The Andalucían government has announced plans to decelop a science centre at Ronda’s Finca La Algaba Prehistoric Centre to further research into lifestyles and technologies of prehistoric peoples who inhabited the Serranía and Andalucía.

Currently La Algaba best known activity is the ‘El Poblado’ village, a reproduction paleolithic and neolithic village used as part of an archeological experiment to discover how prehistoric prople lived, worshipped, cooked, made pottery, hunted, etc. The layout of the village is based on those found at Acinipo and the Silla del Moro neolithic villages.

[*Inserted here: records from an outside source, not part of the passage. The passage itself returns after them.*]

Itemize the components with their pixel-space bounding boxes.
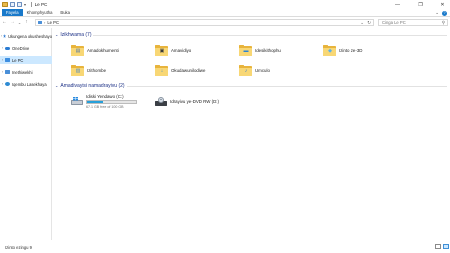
sidebar-item-onedrive[interactable]: › OneDrive [0, 44, 52, 52]
group-divider [93, 34, 447, 35]
folder-icon [2, 2, 8, 7]
sidebar-item-this-pc[interactable]: › Le PC [0, 56, 52, 64]
music-folder-icon: ♪ [239, 64, 252, 76]
drive-label: Idiski Yendawo (C:) [86, 93, 124, 99]
folder-downloads[interactable]: ↓ Okudawunilodiwe [155, 60, 235, 80]
folder-desktop[interactable]: ▬ Idesikithophu [239, 40, 319, 60]
drive-usage-fill [87, 101, 104, 103]
refresh-icon[interactable]: ↻ [367, 20, 371, 26]
drive-d[interactable]: Idrayivu ye-DVD RW (D:) [155, 91, 219, 111]
downloads-folder-icon: ↓ [155, 64, 168, 76]
window-title: Le PC [34, 2, 48, 7]
quick-access-toolbar-chevron-icon[interactable]: ▾ [24, 2, 28, 7]
address-bar[interactable]: › Le PC ↻ ⌄ [35, 18, 374, 26]
close-button[interactable]: ✕ [435, 0, 450, 9]
chevron-down-icon[interactable]: ⌄ [55, 32, 58, 37]
up-button[interactable]: ↑ [23, 19, 30, 26]
drive-details: Idrayivu ye-DVD RW (D:) [170, 99, 219, 104]
sidebar-item-label: OneDrive [12, 45, 30, 51]
sidebar-item-network[interactable]: › Inethiwekhi [0, 68, 52, 76]
drive-usage-bar [86, 100, 137, 104]
computer-icon [38, 20, 42, 24]
sidebar-item-homegroup[interactable]: › Iqembu Lasekhaya [0, 80, 52, 88]
videos-folder-icon: ▣ [155, 44, 168, 56]
forward-button[interactable]: → [9, 19, 16, 26]
tab-file[interactable]: Fayela [2, 9, 23, 16]
group-divider [127, 85, 447, 86]
folder-label: Amavidiyo [171, 47, 192, 53]
sidebar-item-quick-access[interactable]: › Ukungena okusheshayo [0, 32, 52, 40]
folder-pictures[interactable]: ▨ Izithombe [71, 60, 151, 80]
folder-music[interactable]: ♪ Umculo [239, 60, 319, 80]
folders-group-header[interactable]: ⌄ Izikhwama (7) [55, 31, 91, 38]
folder-label: Izithombe [87, 67, 107, 73]
drives-group-title: Amadivayisi namadrayivu (2) [60, 82, 125, 89]
sidebar-item-label: Le PC [12, 57, 24, 63]
new-folder-icon[interactable] [17, 2, 22, 7]
drive-details: Idiski Yendawo (C:) 67.1 GB free of 100 … [86, 94, 137, 109]
folder-documents[interactable]: ▤ Amadokhumenti [71, 40, 151, 60]
navigation-bar: ← → ⌄ ↑ › Le PC ↻ ⌄ Cinga Le PC ⚲ [0, 17, 450, 27]
tab-view[interactable]: Buka [56, 9, 74, 16]
3d-objects-folder-icon: ◆ [323, 44, 336, 56]
cloud-icon [5, 46, 10, 50]
expand-icon[interactable]: › [0, 34, 3, 38]
title-separator [31, 2, 32, 7]
pictures-folder-icon: ▨ [71, 64, 84, 76]
folder-label: Izinto ze-3D [339, 47, 363, 53]
ribbon: Fayela Khomphyutha Buka ⌄ ? [0, 9, 450, 17]
folder-label: Okudawunilodiwe [171, 67, 206, 73]
dvd-drive-icon [155, 96, 167, 106]
breadcrumb-this-pc[interactable]: Le PC [47, 20, 59, 25]
folder-label: Amadokhumenti [87, 47, 119, 53]
drive-free-space: 67.1 GB free of 100 GB [86, 104, 124, 109]
drive-label: Idrayivu ye-DVD RW (D:) [170, 98, 219, 104]
status-bar: Izinto ezingu 9 [0, 241, 450, 253]
tab-computer[interactable]: Khomphyutha [23, 9, 57, 16]
folder-label: Idesikithophu [255, 47, 281, 53]
large-icons-view-icon[interactable] [443, 244, 449, 249]
local-disk-icon [71, 96, 83, 106]
breadcrumb-separator: › [44, 19, 46, 25]
recent-locations-icon[interactable]: ⌄ [17, 19, 22, 26]
folder-videos[interactable]: ▣ Amavidiyo [155, 40, 235, 60]
ribbon-controls: ⌄ ? [435, 9, 447, 17]
details-view-icon[interactable] [435, 244, 441, 249]
sidebar-item-label: Ukungena okusheshayo [8, 33, 52, 39]
ribbon-collapse-icon[interactable]: ⌄ [435, 10, 439, 16]
address-dropdown-icon[interactable]: ⌄ [360, 20, 364, 26]
content-pane: ⌄ Izikhwama (7) ▤ Amadokhumenti ▣ Amavid… [55, 28, 448, 240]
drives-group-header[interactable]: ⌄ Amadivayisi namadrayivu (2) [55, 82, 125, 89]
sidebar-item-label: Iqembu Lasekhaya [12, 81, 47, 87]
network-icon [5, 70, 10, 74]
desktop-folder-icon: ▬ [239, 44, 252, 56]
search-input[interactable]: Cinga Le PC [382, 20, 406, 25]
folder-3d-objects[interactable]: ◆ Izinto ze-3D [323, 40, 403, 60]
search-box[interactable]: Cinga Le PC ⚲ [378, 18, 448, 26]
help-icon[interactable]: ? [442, 10, 447, 16]
navigation-pane: › Ukungena okusheshayo › OneDrive › Le P… [0, 28, 52, 240]
sidebar-item-label: Inethiwekhi [12, 69, 33, 75]
chevron-down-icon[interactable]: ⌄ [55, 83, 58, 88]
folders-group-title: Izikhwama (7) [60, 31, 92, 38]
star-icon [3, 34, 7, 38]
documents-folder-icon: ▤ [71, 44, 84, 56]
folder-label: Umculo [255, 67, 270, 73]
computer-icon [5, 58, 10, 62]
minimize-button[interactable]: — [390, 0, 405, 9]
homegroup-icon [5, 82, 10, 86]
properties-icon[interactable] [10, 2, 15, 7]
maximize-button[interactable]: ❐ [413, 0, 428, 9]
item-count: Izinto ezingu 9 [5, 244, 33, 250]
title-bar: ▾ Le PC — ❐ ✕ [0, 0, 450, 9]
search-icon: ⚲ [441, 19, 445, 25]
drive-c[interactable]: Idiski Yendawo (C:) 67.1 GB free of 100 … [71, 91, 137, 111]
back-button[interactable]: ← [1, 19, 8, 26]
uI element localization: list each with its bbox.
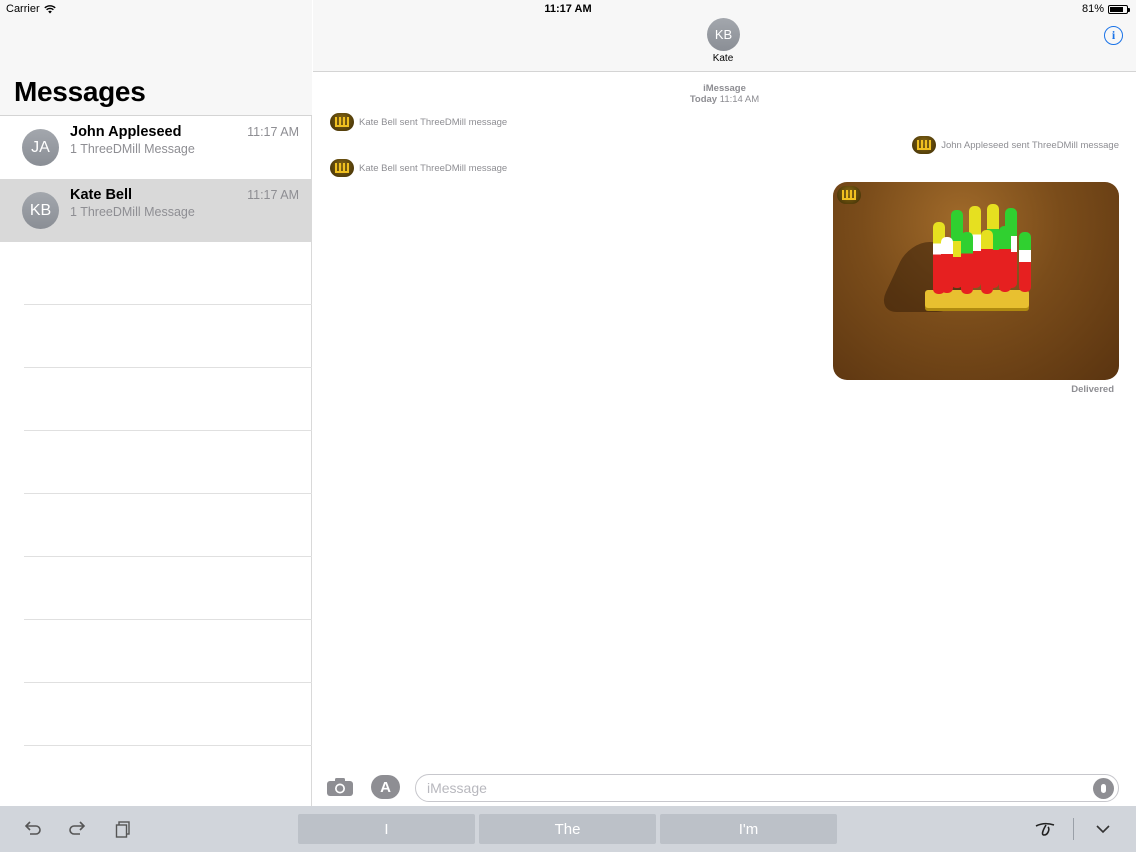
undo-icon[interactable]: [23, 819, 43, 839]
game-peg: [981, 230, 993, 294]
row-divider: [24, 304, 312, 305]
toolbar-divider: [1073, 818, 1074, 840]
threedmill-app-icon: [912, 136, 937, 154]
message-item[interactable]: John Appleseed sent ThreeDMill message: [912, 136, 1119, 154]
contact-avatar[interactable]: KB: [707, 18, 740, 51]
message-text: Kate Bell sent ThreeDMill message: [359, 162, 508, 174]
handwriting-icon[interactable]: [1034, 819, 1058, 839]
row-divider: [24, 493, 312, 494]
game-board-image-bubble[interactable]: [833, 182, 1119, 380]
conversation-row-kate-bell[interactable]: KB Kate Bell 1 ThreeDMill Message 11:17 …: [0, 179, 312, 242]
microphone-icon: [1101, 784, 1106, 793]
row-divider: [24, 556, 312, 557]
game-peg: [961, 232, 973, 294]
conversation-preview: 1 ThreeDMill Message: [70, 205, 195, 219]
conversation-time: 11:17 AM: [247, 125, 299, 139]
conversation-preview: 1 ThreeDMill Message: [70, 142, 195, 156]
date-label: Today: [689, 94, 718, 105]
row-divider: [24, 430, 312, 431]
row-divider: [24, 682, 312, 683]
compose-bar: A: [313, 770, 1136, 806]
date-time: 11:14 AM: [719, 94, 760, 105]
redo-icon[interactable]: [67, 819, 87, 839]
row-divider: [24, 367, 312, 368]
game-peg: [999, 226, 1011, 292]
status-bar: Carrier 11:17 AM 81%: [0, 0, 1136, 18]
thread-timestamp: iMessage Today 11:14 AM: [313, 83, 1136, 105]
row-divider: [24, 745, 312, 746]
conversation-list-pane: Messages JA John Appleseed 1 ThreeDMill …: [0, 0, 312, 806]
suggestion-1[interactable]: I: [298, 814, 475, 844]
paste-icon[interactable]: [113, 819, 133, 839]
keyboard-shortcut-bar: I The I'm: [0, 806, 1136, 852]
conversation-time: 11:17 AM: [247, 188, 299, 202]
info-button[interactable]: i: [1104, 26, 1123, 45]
suggestion-2[interactable]: The: [479, 814, 656, 844]
dismiss-keyboard-icon[interactable]: [1093, 819, 1113, 839]
row-divider: [24, 619, 312, 620]
microphone-button[interactable]: [1093, 778, 1114, 799]
suggestion-3[interactable]: I'm: [660, 814, 837, 844]
contact-name[interactable]: Kate: [673, 53, 773, 64]
battery-percent: 81%: [1081, 3, 1104, 15]
threedmill-app-icon: [837, 186, 861, 204]
threedmill-app-icon: [330, 113, 354, 131]
message-item[interactable]: Kate Bell sent ThreeDMill message: [330, 159, 507, 177]
service-label: iMessage: [703, 83, 746, 94]
avatar: JA: [22, 129, 59, 166]
info-icon: i: [1111, 28, 1116, 42]
message-text: John Appleseed sent ThreeDMill message: [941, 139, 1119, 151]
app-store-icon[interactable]: A: [371, 775, 400, 799]
message-text: Kate Bell sent ThreeDMill message: [359, 116, 508, 128]
conversation-name: John Appleseed: [70, 124, 182, 140]
battery-icon: [1108, 4, 1130, 14]
camera-icon[interactable]: [326, 777, 354, 797]
threedmill-app-icon: [330, 159, 354, 177]
clock: 11:17 AM: [544, 3, 592, 15]
game-peg: [941, 237, 953, 293]
game-peg: [1019, 232, 1031, 292]
message-item[interactable]: Kate Bell sent ThreeDMill message: [330, 113, 507, 131]
conversation-row-john-appleseed[interactable]: JA John Appleseed 1 ThreeDMill Message 1…: [0, 116, 312, 179]
page-title: Messages: [14, 76, 146, 107]
avatar: KB: [22, 192, 59, 229]
delivery-status: Delivered: [1071, 384, 1114, 395]
conversation-name: Kate Bell: [70, 187, 133, 203]
message-input[interactable]: [415, 774, 1119, 802]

In recent years La Algaba has become the benchmark from which all other European university archeological experiments are based, in part due to seminars developed in Ronda that go beyond simply interpreting archeological data to recreating the prehistoric implements and other archeological items, and then conducting experiments to determine how they were used.

The science park, the first in Andalucía, will complement existing programs at La Algaba such as the protection of traditional seed stock, and breeding of native cattle breeds known to have been important to prehistoric people. Neolithic wheat varieties are also being grown organically to learn more about food preparation in prehistoric times.

Maria Elena Sanchez, the director of Finca La Algaba, told Ronda Today she is excited that the hard work and effort expended in Ronda has been recognized in this way, and that the science park represents a qualitative leap forward for archeological experimentation in Europe.